The not-for-profit organisation Samoa Victim Support Group (S.V.S.G.) has reported recent cases of families going without food after fathers were laid off from work, as well as increases in incidences of violence due to the lack of income.

Early this month former Member of Parliament, Leanapapa Lucky Anderson, challenged Prime Minister Tuilaepa Dr. Sa'ilele Malielegaoi to walk the talk when making sacrifices, and made reference to the losses his private bus company has made since the declaration of the S.O.E. last month.

“He keeps telling us to make a sacrifice. Now that pains me because I’ve lost a lot of income as a bus company owner since the Government banned all the buses. That is my sacrifice. What about him?

"We don’t have any side jobs and any other means of making money unlike Tuilaepa who knows he is going to get paid regardless.”

A week after the call by the ex-MP and local businessman, the Government unveiled a T$12.5 million stimulus package for the private sector, which included quarterly registration fee waivers for public bus operators such as Leanapapa.

Seven days after the bringing down of the Samoa Government’s supplementary budget and COVID-19 relief package, New Zealand Prime Minister Jacinda Ardern announced that her and other top New Zealand government officials are taking a 20 per cent pay cut during the global pandemic.

According to Stuff, the pay cut will apply to all New Zealand government ministers and public sector chief executive officers for the next six months. It will translate to roughly about NZ$47,000 of Ms Ardern’s salary for the next six months and result in savings of about NZ$2.4 million or T$3.9 million.

Ms Ardern said the pay cut will not change her Government’s fiscal position but is about showing leadership at a critical time in New Zealand’s history.

The salaries of the Prime Minister, Cabinet Ministers, Associate Ministers as well as Chief Executive Officers and Assistant Chief Executive Officers of the Samoa Government’s various ministries and agencies take up a large chunk of public sector expenditure.

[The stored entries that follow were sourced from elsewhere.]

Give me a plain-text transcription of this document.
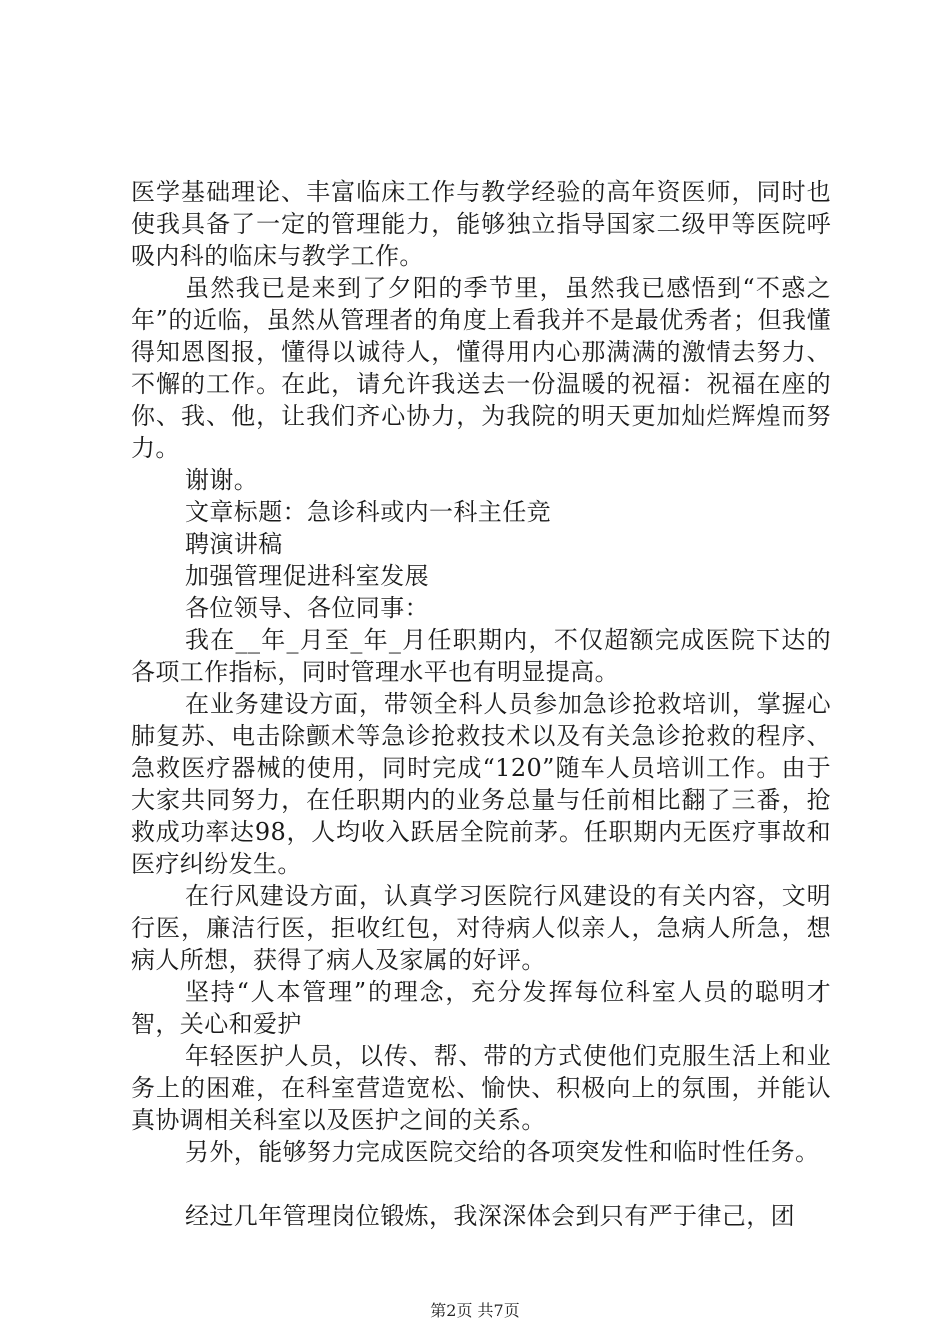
医学基础理论、丰富临床工作与教学经验的高年资医师，同时也使我具备了一定的管理能力，能够独立指导国家二级甲等医院呼吸内科的临床与教学工作。

虽然我已是来到了夕阳的季节里，虽然我已感悟到“不惑之年”的近临，虽然从管理者的角度上看我并不是最优秀者；但我懂得知恩图报，懂得以诚待人，懂得用内心那满满的激情去努力、不懈的工作。在此，请允许我送去一份温暖的祝福：祝福在座的你、我、他，让我们齐心协力，为我院的明天更加灿烂辉煌而努力。

谢谢。

文章标题：急诊科或内一科主任竞

聘演讲稿

加强管理促进科室发展

各位领导、各位同事：

我在__年_月至_年_月任职期内，不仅超额完成医院下达的各项工作指标，同时管理水平也有明显提高。

在业务建设方面，带领全科人员参加急诊抢救培训，掌握心肺复苏、电击除颤术等急诊抢救技术以及有关急诊抢救的程序、急救医疗器械的使用，同时完成“120”随车人员培训工作。由于大家共同努力，在任职期内的业务总量与任前相比翻了三番，抢救成功率达98，人均收入跃居全院前茅。任职期内无医疗事故和医疗纠纷发生。

在行风建设方面，认真学习医院行风建设的有关内容，文明行医，廉洁行医，拒收红包，对待病人似亲人，急病人所急，想病人所想，获得了病人及家属的好评。

坚持“人本管理”的理念，充分发挥每位科室人员的聪明才智，关心和爱护

年轻医护人员，以传、帮、带的方式使他们克服生活上和业务上的困难，在科室营造宽松、愉快、积极向上的氛围，并能认真协调相关科室以及医护之间的关系。

另外，能够努力完成医院交给的各项突发性和临时性任务。

经过几年管理岗位锻炼，我深深体会到只有严于律己，团

第2页 共7页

Having heard of hundreds of men and women becoming unemployed in Samoa in recent months, wouldn't it be a noble gesture for Samoa Government leaders to voluntarily take a pay cut to create savings for the public purse?

Or channelling those savings to organisations such as the S.V.S.G. to enable them to continue offering vital services? Such as food supplies to families who don’t have any form of income as well as provide refuge for victims of gender-based violence, will ensure our most vulnerable will continue to be cared for.

The ball is now in the court of our leaders in Government, on whether they would want to show leadership by cutting their perks and privileges, and demonstrating to the people that we are all in this together.